Podcast Summary: "Thanks Dad with Ego Nwodim" featuring Ty Burrell
Podcast Information:
The episode begins with Ego Nwodim introducing Ty Burrell, known for his iconic role as Phil Dunphy on Modern Family. The conversation quickly establishes a comfortable rapport between host and guest, setting the tone for an open and engaging dialogue about fatherhood, personal growth, and parenting.
Notable Quote:
Ty delves into his upbringing, sharing poignant memories of his father, who passed away when Ty was 20. He describes his father as a gentle, funny, and artistic man who worked as a family therapist and was deeply involved in the foster care system.
Notable Quotes:
Ty reflects on his father’s unfulfilled artistic dreams and how his father’s encouragement led him to pursue acting. Despite the initial confusion, Ty took his father’s advice to heart, which became a turning point in his life.
Notable Quotes:
Ty candidly discusses his struggles with academics and substance use during his late teens. His father's stoic yet supportive approach helped him navigate these challenges, ultimately steering him toward his passion for acting.
Notable Quotes:
The conversation shifts to Ty’s own journey into fatherhood. He shares the apprehensions and excitement he and his wife, Holly, experienced while deciding to start a family. They eventually welcomed two daughters, navigating the balance between career and parenting.
Notable Quotes:
Ty emphasizes the importance of developing good habits in his children, something he felt he lacked during his youth. He collaborates with his wife to foster a supportive and structured environment, while also learning to let go and support their daughters’ autonomy.
Notable Quotes:
Ego and Ty discuss the delicate balance between being an open and honest parent while maintaining boundaries.

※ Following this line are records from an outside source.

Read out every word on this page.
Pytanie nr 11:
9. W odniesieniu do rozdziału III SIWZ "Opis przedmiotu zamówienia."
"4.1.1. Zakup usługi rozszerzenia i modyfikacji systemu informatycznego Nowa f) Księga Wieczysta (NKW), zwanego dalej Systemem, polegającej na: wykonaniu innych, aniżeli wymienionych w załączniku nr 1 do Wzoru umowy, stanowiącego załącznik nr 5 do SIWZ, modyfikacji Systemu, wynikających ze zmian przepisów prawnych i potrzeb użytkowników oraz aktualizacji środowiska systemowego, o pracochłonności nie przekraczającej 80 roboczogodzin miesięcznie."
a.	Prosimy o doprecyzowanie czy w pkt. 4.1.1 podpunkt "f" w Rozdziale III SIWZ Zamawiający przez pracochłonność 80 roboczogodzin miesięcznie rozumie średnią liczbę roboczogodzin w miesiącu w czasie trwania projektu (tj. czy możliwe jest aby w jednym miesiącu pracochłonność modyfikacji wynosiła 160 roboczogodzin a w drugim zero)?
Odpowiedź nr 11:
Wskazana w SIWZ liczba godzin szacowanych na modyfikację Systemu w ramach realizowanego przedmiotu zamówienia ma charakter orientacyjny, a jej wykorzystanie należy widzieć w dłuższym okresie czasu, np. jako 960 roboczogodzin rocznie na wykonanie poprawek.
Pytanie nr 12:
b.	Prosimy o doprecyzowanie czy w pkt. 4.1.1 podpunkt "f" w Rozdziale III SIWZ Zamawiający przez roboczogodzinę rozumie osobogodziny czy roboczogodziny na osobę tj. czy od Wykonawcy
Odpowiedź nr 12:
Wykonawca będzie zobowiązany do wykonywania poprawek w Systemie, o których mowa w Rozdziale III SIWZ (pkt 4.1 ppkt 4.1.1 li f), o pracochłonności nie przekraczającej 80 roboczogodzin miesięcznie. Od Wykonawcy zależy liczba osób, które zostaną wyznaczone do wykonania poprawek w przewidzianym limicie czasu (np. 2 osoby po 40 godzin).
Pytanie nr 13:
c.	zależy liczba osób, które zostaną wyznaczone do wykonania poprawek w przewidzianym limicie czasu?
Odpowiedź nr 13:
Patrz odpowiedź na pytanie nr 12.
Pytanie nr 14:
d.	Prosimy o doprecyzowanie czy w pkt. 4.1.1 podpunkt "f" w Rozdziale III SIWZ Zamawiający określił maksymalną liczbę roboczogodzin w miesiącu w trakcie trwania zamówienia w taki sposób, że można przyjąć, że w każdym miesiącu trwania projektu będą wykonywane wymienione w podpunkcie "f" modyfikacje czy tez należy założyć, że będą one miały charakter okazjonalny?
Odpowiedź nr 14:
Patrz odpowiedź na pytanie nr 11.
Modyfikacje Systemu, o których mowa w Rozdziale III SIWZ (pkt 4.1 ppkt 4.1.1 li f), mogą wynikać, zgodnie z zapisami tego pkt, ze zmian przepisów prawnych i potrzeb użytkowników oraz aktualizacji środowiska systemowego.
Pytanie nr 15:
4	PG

Ty shares his efforts to create a safe space for his daughters to communicate freely without feeling overwhelmed.
Notable Quotes:
In line with the podcast’s format, Ego asks Ty for practical advice on dating. Ty advises trusting one’s instincts and recognizing when a relationship isn’t sparking joy or connection, emphasizing the importance of admiration and respect in relationships.
Notable Quotes:
Both Ego and Ty share personal anecdotes about maintaining boundaries with their parents, highlighting the challenges of being completely open while respecting each other's emotional capacities.
Notable Quotes:
The episode concludes with heartfelt appreciation from Ego towards Ty for his openness and support. They acknowledge the complexities of fatherhood and parenting, emphasizing the ongoing journey of learning and growth.
Notable Quotes:
Episode Duration: Approximately 75 minutes.
This episode of "Thanks Dad with Ego Nwodim" offers an intimate glimpse into Ty Burrell’s life, exploring the enduring impact of his father, his journey through personal challenges, and his evolving role as a parent. Through shared stories and mutual reflections, Ego and Ty provide listeners with heartfelt insights into the dynamics of fatherhood and the importance of nurturing supportive relationships.